Pese a tanta normalidad, Sumte acaparó a principios de noviembre la atención de los medios de comunicación. Un pueblo de un centenar de habitantes se veía obligado a acoger a 1.000 refugiados, cifra que después se redujo a 750. El Ayuntamiento convocó reuniones informativas, en las que vecinos preocupadísimos exponían sus temores ante la llegada de tantos hombres solteros "con sus necesidades" o por un aumento de la inseguridad que parecía evidente. Sumte se convirtió de un día para otro en la metáfora perfecta de un país, Alemania, sobrepasado por la oleada de solicitantes de asilo. Y, sin embargo, un mes más tarde todo parece haber vuelto a la normalidad.

"Al principio teníamos miedo. Pero las cosas se han tranquilizado. Me molestó ver botellas de cerveza tiradas en la parada de bus. Pero hablamos con los responsables del refugio y ahora está todo más limpio", comenta una vecina que vuelve a casa. "Si le soy sincera, los periodistas han dado más la lata que los refugiados", añade con una sonrisa.

La situación excepcional de Sumte se explica por la situación excepcional que atraviesa todo el país. Esta semana entró en Alemania el solicitante de asilo número un millón, evidenciando lo que todo el mundo ya sabía: que la previsión oficial publicada en agosto de 800.000 refugiados para todo el año, un nivel que ya habría supuesto un récord histórico, había quedado anticuada meses atrás.

Jens Meier, el responsable del centro de acogida, explica que las autoridades del Estado de Baja Sajonia, desbordadas por la marea de gente que recibían cada día, decidieron habilitar unas antiguas oficinas vacías en Sumte. La situación era tan desesperada que se habían visto obligados a usar despachos para que los recién llegados tuvieran un techo bajo el que dormir.

"En realidad, creo que la cifra total va a superar el millón. He visto autobuses llenos de personas a las que nadie registraba", comenta Meier en los escasos momentos que le dejan libre las personas que entran constantemente en su oficina. Por ahora tienen a unos 600 refugiados de 25 países, pero pueden acoger a un máximo de 750.

Es difícil hacerse una idea de cómo un pueblo tan pequeño, en el que no hay ni tiendas ni bares ni nada más allá de unas cuantas casas, puede apañárselas. La inmensidad de las instalaciones, de 7.500 metros cuadrados, no impide que haya habitaciones en las que más de 60 hombres duermen apiñados en colchones tirados por el suelo. Pero todo parece funcionar razonablemente bien, con una sala de juegos para los 200 niños que tiene el campo, una enfermería, lavandería y una furgoneta que hace las funciones de shuttle que cada hora va al pueblo más cercano, a cuatro kilómetros, para los que quieran comprar en el supermercado.

Mientras los socios de la canciller Angela Merkel se pelean por cómo afrontar la crisis migratoria -básicamente, el debate gira en torno a si hay que establecer un límite a los solicitantes de asilo o no-, en Sumte y en tantos otros lugares de Alemania cada día se improvisa para buscar soluciones a los problemas que van surgiendo. "Cuando me dijeron que iba a venir tanta gente, me dije: 'Oh, Dios.

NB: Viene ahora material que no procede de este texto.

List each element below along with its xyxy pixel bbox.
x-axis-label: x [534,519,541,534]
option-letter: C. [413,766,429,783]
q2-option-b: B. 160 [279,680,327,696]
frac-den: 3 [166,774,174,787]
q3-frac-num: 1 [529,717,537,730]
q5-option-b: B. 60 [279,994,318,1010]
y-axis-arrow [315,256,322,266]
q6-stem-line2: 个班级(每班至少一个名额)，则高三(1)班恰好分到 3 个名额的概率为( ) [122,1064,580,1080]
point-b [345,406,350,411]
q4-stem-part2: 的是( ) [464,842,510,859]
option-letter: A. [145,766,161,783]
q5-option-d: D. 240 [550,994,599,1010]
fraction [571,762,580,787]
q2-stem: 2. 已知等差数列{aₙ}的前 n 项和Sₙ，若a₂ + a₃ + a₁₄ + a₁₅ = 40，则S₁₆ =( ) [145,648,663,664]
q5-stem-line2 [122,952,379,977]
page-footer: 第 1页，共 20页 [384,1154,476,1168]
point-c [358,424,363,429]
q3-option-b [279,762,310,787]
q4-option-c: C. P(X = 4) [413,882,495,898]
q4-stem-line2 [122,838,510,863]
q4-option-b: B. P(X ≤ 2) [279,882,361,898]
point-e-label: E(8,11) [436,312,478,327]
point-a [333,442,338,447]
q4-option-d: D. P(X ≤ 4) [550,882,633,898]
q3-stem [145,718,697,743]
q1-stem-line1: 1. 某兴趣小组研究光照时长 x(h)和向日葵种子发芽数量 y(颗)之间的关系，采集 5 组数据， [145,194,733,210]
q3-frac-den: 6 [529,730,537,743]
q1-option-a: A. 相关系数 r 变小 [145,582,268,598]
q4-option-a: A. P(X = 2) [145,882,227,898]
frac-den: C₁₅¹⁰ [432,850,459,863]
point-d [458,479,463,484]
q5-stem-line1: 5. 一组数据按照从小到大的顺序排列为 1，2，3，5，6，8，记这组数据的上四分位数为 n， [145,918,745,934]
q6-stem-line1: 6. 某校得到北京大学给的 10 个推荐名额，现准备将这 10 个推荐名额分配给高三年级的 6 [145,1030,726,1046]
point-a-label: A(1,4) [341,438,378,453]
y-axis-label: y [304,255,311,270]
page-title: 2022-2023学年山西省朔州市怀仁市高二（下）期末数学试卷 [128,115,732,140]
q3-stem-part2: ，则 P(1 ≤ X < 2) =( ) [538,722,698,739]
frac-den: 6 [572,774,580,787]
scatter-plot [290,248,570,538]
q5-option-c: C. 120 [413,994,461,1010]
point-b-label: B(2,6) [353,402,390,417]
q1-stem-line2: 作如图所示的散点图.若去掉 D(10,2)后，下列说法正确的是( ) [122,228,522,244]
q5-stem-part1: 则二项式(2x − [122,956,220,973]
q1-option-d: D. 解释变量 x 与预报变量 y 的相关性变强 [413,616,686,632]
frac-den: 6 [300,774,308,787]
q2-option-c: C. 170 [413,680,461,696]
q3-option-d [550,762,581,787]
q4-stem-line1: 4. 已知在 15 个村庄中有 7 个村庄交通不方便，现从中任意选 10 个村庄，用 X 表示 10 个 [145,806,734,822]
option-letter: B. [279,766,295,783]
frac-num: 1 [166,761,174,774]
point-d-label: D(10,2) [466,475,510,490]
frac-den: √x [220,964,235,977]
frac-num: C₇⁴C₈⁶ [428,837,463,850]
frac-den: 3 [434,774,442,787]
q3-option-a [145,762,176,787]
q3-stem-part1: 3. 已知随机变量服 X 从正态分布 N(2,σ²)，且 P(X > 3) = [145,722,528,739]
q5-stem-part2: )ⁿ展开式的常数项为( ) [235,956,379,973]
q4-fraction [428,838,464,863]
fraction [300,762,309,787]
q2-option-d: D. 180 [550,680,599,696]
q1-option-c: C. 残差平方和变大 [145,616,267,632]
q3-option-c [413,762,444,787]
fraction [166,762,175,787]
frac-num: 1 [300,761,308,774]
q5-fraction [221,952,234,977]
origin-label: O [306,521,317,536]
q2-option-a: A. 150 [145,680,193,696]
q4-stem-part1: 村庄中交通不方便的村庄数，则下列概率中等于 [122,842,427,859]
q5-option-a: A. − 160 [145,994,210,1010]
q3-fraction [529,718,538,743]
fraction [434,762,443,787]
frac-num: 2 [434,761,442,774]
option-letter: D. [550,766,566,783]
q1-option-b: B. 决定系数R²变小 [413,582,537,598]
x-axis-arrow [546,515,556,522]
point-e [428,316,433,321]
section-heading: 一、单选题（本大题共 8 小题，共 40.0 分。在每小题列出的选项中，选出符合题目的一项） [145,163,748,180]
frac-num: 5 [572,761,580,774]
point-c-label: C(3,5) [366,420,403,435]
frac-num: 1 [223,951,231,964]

Esto no va a funcionar'. Pero está funcionando. Una de las claves es mantener un contacto continuo con los vecinos; y aclarar sus preguntas o temores", señala Grit Richter, la alcaldesa del municipio del que depende el pueblo.

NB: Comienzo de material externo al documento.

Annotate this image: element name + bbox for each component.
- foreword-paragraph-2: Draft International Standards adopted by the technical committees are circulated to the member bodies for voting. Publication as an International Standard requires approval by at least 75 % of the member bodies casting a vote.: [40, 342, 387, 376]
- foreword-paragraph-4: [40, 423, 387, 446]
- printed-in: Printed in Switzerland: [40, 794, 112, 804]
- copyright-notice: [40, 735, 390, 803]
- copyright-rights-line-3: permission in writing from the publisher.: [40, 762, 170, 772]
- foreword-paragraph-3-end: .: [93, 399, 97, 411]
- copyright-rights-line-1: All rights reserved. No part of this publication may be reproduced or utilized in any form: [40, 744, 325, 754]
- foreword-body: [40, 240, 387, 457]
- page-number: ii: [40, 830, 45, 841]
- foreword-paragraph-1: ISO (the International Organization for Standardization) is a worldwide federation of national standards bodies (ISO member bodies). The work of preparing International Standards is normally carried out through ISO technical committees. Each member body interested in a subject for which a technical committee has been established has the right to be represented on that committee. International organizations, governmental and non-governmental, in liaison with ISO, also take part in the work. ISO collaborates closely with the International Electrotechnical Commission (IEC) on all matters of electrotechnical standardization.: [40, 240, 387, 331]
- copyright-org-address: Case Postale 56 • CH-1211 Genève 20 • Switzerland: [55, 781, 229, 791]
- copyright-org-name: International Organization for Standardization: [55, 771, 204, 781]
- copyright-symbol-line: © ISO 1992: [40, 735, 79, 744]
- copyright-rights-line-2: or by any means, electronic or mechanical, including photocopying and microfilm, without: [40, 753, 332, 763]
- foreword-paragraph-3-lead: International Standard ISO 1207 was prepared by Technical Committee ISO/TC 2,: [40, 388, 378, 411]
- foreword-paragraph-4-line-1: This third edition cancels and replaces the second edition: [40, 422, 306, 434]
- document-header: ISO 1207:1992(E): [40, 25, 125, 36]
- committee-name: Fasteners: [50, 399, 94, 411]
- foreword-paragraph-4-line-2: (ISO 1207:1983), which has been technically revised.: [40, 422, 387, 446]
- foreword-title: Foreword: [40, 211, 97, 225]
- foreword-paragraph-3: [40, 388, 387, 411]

Las autoridades aseguran que este centro de acogida es tan solo una solución temporal de emergencia donde cobijar a los recién llegados, que luego serán distribuidos a otras partes. Pero los habitantes de Sumte saben que van a tener que acostumbrarse a convivir con desconocidos procedentes de lejanos países durante varios años. Algunos, como Christian Fabel, se lo toman con humor. "Yo ya había vivido en el extranjero. Pero creo que la última vez que algunos vecinos vieron a alguien de color fue en 1945, cuando llegaron soldados estadounidenses negros", dice entre risas.